Although I do not appreciate frames (probably for not being used to code with them) I must agree with the company, on that they should stay.
 
Thank you, best regards,
 
Isabel Santos
 
On 9/24/05, Thierry Koblentz <[EMAIL PROTECTED]> wrote:
If you keep the frames-based layout and go with a frameset DTD for the
frameset and a Strict DTD for the framed documents, you'll run into these
problems:
1. IE will create an horizontal scrollbar in your top frame. The fix for
this is to use "scrolling=yes" (I know it's weird).
2. To use "target" with a Strict DTD, you'll have to extend the DTD or the
markup will not validate, but doing so - in my experience - will make your
CSS fails validation (I know it's weird).
You could use the DOM to plug the target attribute where needed, but I don't
think you want your navigation to rely on JS. You could also try  "base
target=" if all your anchors target the same frame (I guess that would pass
the Validator).

I would dump the frameset and go with flat pages.

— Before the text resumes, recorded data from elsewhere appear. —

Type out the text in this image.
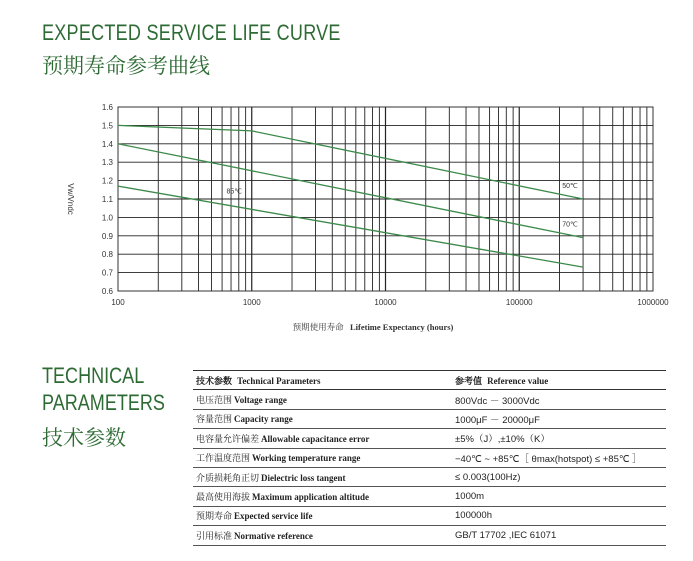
EXPECTED SERVICE LIFE CURVE
预期寿命参考曲线
1.6
1.5
1.4
1.3
1.2
1.1
1.0
0.9
0.8
0.7
0.6
100	1000	10000	100000	1000000
50℃
70℃
85℃
Vw/Vndc
预期使用寿命 Lifetime Expectancy (hours)
TECHNICAL
PARAMETERS
技术参数
技术参数 Technical Parameters	参考值 Reference value
电压范围 Voltage range	800Vdc － 3000Vdc
容量范围 Capacity range	1000μF － 20000μF
电容量允许偏差 Allowable capacitance error	±5%（J）,±10%（K）
工作温度范围 Working temperature range	−40℃ ~ +85℃［ θmax(hotspot) ≤ +85℃ ］
介质损耗角正切 Dielectric loss tangent	≤ 0.003(100Hz)
最高使用海拔 Maximum application altitude	1000m
预期寿命 Expected service life	100000h
引用标准 Normative reference	GB/T 17702 ,IEC 61071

That would have the other
advantage of removing one of the 2 vertical scrollbars.

Regards,
Thierry | www.TJKDesign.com





Isabel Santos wrote:
> Ok, maybe I'm being lazy, I'm googling for a good tutorial or
> exemples on the subject, and all I find is theory, so here it goes:
>  I recently got a job as a web designer in a company whose site has
> previous decades markup.
> Apart from that I do all the companys graphic work, so time is short.
> The site has a ancient php seach engine, with a quite large data
> base, and the rest seams more like php output saved by the browser.
> It has tags for marqees, atributes like blink, links inside a flash
> movie, lots of heavy animated gifs, a script running at the status
> bar, an interface completly unrecomended for epileptic users well, I
> think you can imagine, or visit it at:
> http://www.ocean-wings.com/
>  The site is updated every day, since new models como in all the
> time, and has a quite large and loyal audience, wich by the stats
> includes users with FF, IE 5 to 6, IE ad Safari on mac (actually not
>  bad at all). The updates are made directly on the markup, update
> dates are written by hand and the data base is updated separatly, so
> not only the error risk is significant, but also tasks are
>  unnecessarilly repeated. Such a heavy site is running on frames
> witch makes all the sense, and some deeper links use the target
>  attribute. I intend to rewrite the site completly to simplify the
> updating tasks and to make the site faster, more relyable, usable and
> accessible.
> I also intend to do in in standards mode.
> The company intends to keep the look and feel of the site, for it has
> already a very good emotional boundage with the users, so layout
> changes should be minimum, only to permit some features they intend
> to offer, like automatic alerts on updated items for subscription
>  users. Since time is a short resource, my idea is to do it in two
> fases, in my spare time:
> First rewriting the site as a template in decent code, then turning
> it into php buiding a new database and using the template as an
>  output container. So now I'm looking for a doctype I can use to
> include a frameset and target attributes in xhtml strict mode (not
> only to trigger standards mode, but also for me to be able to track
> any markup error).
> And I'm rulling out transitional doctypes as an option.
> W3C presents a lot of information on extending xhtml, but nothing I
> can learn or understand in a quick way.
> There are also several discussions over the matter on very good
> blogs, but all I need right now is an example doctype, or a tutorial,
> on how to extend XHTML strict to include frameset and target external
> modules, and I cannot find one.
>  Can some of you folks help me, please?